Structural properties of the human respiratory syncytial virus P protein: evidence for an elongated homotetrameric molecule that is the smallest orthologue within the family of paramyxovirus polymerase cofactors.

The oligomeric state and the hydrodynamic properties of human respiratory syncytial virus (HRSV) phosphoprotein (P), a known cofactor of the viral RNA-dependent RNA polymerase (L), and a trypsin-resistant fragment (X) that includes its oligomerization domain were analyzed by sedimentation equilibrium and velocity using analytical ultracentrifugation. The results obtained demonstrate that both P and fragment X are homotetrameric with elongated shapes, consistent with electron micrographs of the purified P protein in which thin rod-like molecules of approximately 12.5 +/- 1.0 nm in length were observed. A new chymotrypsin resistant fragment (Y*) included in fragment X has been identified and purified by gel filtration chromatography. Fragment Y* may represent a minimal version of the P oligomerization domain. Thermal denaturation curves based on circular dichroism data of P protein showed a complex behavior. In contrast, melting data generated for fragments X and particularly fragment Y* showed more homogeneous transitions indicative of simpler structures. A three-dimensional model of X and Y* fragments was built based on the atomic structure of the P oligomerization domain of the related Sendai virus, which is in good agreement with the experimental data. This model will be an useful tool to make rational mutations and test the role of specific amino acids in the oligomerization and functional properties of the HRSV P protein.

Structural analysis of the human respiratory syncytial virus phosphoprotein: characterization of an alpha-helical domain involved in oligomerization.

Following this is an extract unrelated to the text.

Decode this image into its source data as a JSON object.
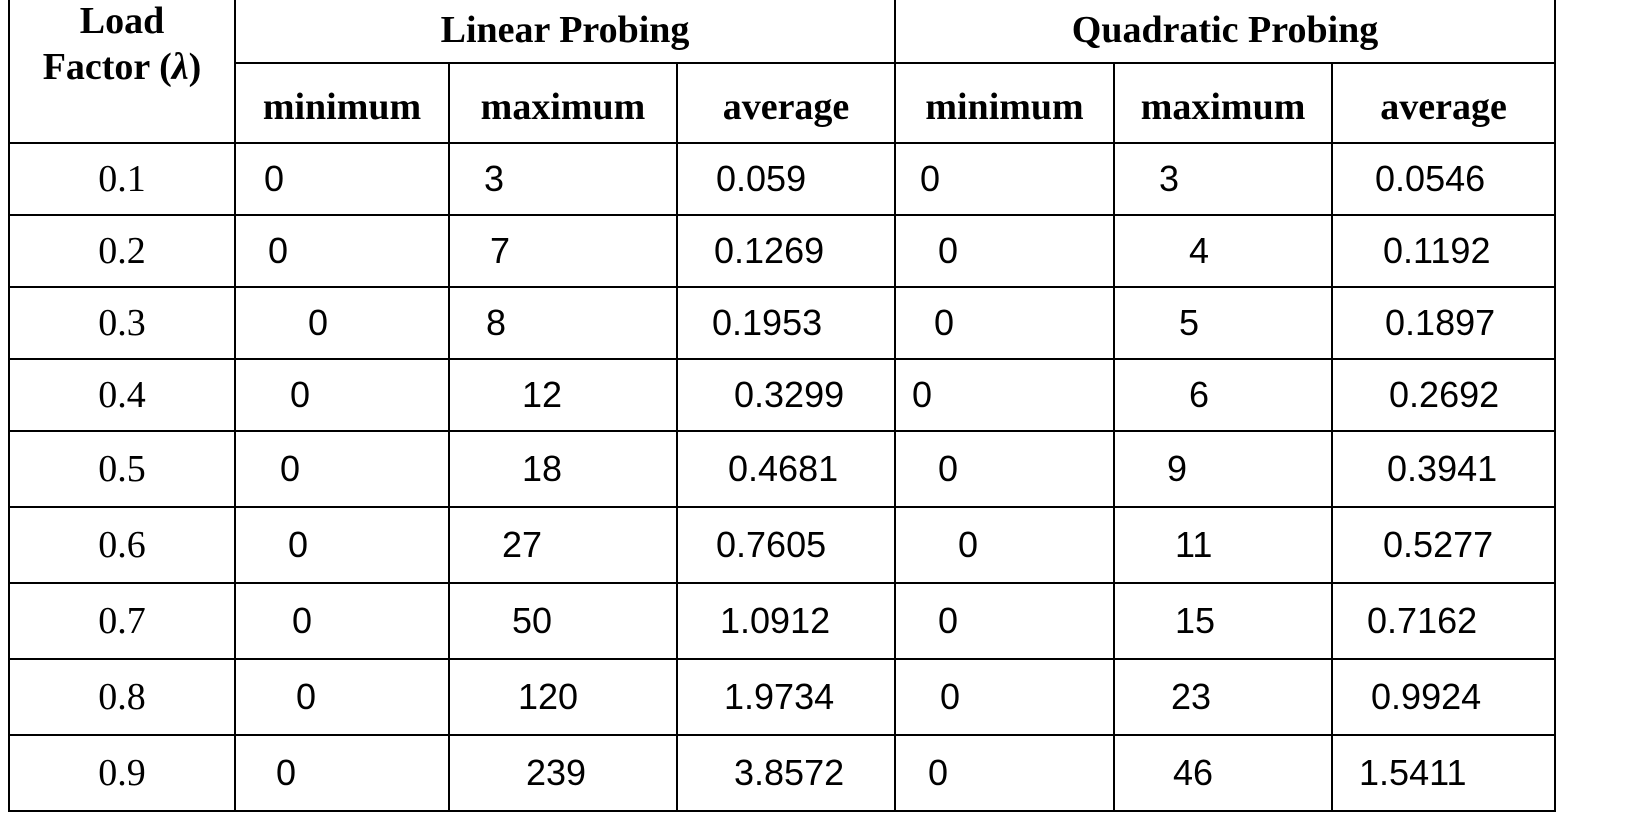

Human respiratory syncytial virus (HRSV) phosphoprotein (P), an essential cofactor of the viral polymerase, is much shorter (241 aa) than and has no sequence similarity to P of other paramyxoviruses. Nevertheless, bioinformatic analysis of HRSV P sequence revealed a modular organization, reminiscent of other paramyxovirus Ps, with a central structured domain (aa 100-200), flanked by two intrinsically disordered regions (1-99 and 201-241). To test the predicted structure experimentally, HRSV P was purified from cell extracts infected with recombinant vaccinia virus or HRSV. The estimated molecular mass of P by gel filtration (approximately 500 kDa) greatly exceeded the theoretical mass of a homotetramer, proposed as the oligomeric form of native P. Nevertheless, the profile of cross-linked products obtained with purified P resembled that reported by others with P purified from bacteria or mammalian cells. Thus, the shape of HRSV P probably influences its elution from the gel filtration column, as reported for other paramyxovirus Ps. Digestion of purified HRSV P with different proteases identified a trypsin-resistant fragment (X) that reacted with a previously characterized monoclonal antibody (021/2P). N-terminal sequencing and mass spectrometry analysis placed the X fragment boundaries (Glu-104 and Arg-163) within the predicted structured domain of P. Cross-linking and circular dichroism analyses indicated that fragment X was oligomeric, with a high alpha-helical content, properties resembling those of the multimerization domain of Sendai and rinderpest virus P. These results denote structural features shared by HRSV and other paramyxovirus Ps and should assist in elucidation of the HRSV P structure.